Trends Affecting the Biomedical Industry

Clearly the biomedical industry must play a role in every stage of the process that leads to an effective response to an emergent threat. Perhaps less understood is the importance of the collaboration among the biomedical industry, academic scientists, and research physicians. These communities are intimately coupled and mutually dependent. Neither can succeed without the other. A strong productive partnership among all the relevant communities, the industry, regulatory bodies, and the government is an essential requirement to mount an effective response to an emergent threat. Trends that adversely affect one member of this coalition often affect the others.

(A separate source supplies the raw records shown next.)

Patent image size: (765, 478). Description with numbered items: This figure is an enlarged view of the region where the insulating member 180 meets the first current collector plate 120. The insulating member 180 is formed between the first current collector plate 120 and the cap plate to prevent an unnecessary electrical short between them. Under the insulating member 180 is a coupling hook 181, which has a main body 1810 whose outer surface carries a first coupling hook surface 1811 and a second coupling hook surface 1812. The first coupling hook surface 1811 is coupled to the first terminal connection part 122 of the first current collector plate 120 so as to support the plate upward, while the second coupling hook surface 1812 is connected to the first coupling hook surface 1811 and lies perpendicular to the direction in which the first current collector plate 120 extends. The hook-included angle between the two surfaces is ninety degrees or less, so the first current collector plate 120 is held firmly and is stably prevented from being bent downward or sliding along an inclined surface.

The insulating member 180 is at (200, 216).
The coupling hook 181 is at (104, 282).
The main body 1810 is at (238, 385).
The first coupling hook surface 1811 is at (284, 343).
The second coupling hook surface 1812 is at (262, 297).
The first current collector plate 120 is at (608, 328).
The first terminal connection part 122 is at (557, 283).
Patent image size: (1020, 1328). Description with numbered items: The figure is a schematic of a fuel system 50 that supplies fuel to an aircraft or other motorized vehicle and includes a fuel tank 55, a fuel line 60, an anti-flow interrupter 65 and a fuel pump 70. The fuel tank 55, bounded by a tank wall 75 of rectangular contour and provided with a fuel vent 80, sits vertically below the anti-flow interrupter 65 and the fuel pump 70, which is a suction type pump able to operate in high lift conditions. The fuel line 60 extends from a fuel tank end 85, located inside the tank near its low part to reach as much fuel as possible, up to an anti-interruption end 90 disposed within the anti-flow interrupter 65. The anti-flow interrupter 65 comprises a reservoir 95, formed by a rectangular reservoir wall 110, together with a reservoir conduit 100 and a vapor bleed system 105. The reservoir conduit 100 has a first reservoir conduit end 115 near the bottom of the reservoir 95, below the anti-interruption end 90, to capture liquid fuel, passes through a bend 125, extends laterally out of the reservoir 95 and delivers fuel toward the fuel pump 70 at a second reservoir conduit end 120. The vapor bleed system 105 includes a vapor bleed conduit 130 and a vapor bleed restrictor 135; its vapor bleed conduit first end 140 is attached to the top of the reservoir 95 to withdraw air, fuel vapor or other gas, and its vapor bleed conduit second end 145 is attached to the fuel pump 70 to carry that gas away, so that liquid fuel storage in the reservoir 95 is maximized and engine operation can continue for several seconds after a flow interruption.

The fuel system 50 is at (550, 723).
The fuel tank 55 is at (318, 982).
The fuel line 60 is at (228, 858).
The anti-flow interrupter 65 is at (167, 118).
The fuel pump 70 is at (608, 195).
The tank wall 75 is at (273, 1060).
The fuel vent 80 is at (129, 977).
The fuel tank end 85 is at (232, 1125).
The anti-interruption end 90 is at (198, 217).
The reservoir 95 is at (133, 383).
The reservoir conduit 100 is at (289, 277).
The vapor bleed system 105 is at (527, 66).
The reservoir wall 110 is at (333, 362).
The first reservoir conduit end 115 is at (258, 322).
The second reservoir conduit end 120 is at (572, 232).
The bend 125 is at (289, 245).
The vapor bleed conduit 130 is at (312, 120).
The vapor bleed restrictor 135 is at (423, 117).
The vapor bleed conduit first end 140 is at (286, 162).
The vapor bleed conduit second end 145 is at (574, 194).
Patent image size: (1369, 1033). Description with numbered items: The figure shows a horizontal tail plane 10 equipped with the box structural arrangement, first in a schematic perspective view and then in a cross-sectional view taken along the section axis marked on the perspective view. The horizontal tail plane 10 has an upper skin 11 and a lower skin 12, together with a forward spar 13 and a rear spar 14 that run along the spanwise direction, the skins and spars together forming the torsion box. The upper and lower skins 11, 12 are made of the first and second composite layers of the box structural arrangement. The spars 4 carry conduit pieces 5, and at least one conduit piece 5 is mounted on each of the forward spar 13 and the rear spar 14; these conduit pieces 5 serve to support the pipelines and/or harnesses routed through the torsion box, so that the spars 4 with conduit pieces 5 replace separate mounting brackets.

The Decline in the Biomedical Industry

The decline in the productivity of the drug discovery and development industry (including vaccines) has been well documented and is the factor underlying all of the other trends. As late as 1965, it is estimated that for every billion dollars invested in R&D, 35 or so new drugs reached the market. Today a billion dollar investment might yield 0.2 to 0.4 new drugs.3 Many factors have contributed to this decline. The virtual eradication of infectious diseases as a cause of mortality in the developed world and the more effective management of other acute or semi-chronic illnesses, while great triumphs for modern medicine, have meant that the low-hanging fruit has largely been harvested, and the chronic degenerative diseases that are the main foci of the current industry are intrinsically more challenging. They are all typically multifactorial, with complex patterns of transcriptome and proteome changes, some of which are primary while others are secondary. Animal models of chronic diseases are far less comparable to human diseases, and a positive result in animal models of chronic disease is far less predictive of success than for an acute illness. Clinical trials for chronic diseases, by definition, are much longer, much larger, much more costly, and much more likely to fail because of unforeseen flaws in the design of the trials than acute trials. Regulatory requirements, which have grown more stringent across the board, are dramatically more demanding for drugs to treat chronic diseases. The trend toward requiring ever more data culminating in the demand for studies on clinical outcomes and comparative effectiveness has increased the cost of development for some indications to such an extent that some companies are no longer pursuing some major disease areas.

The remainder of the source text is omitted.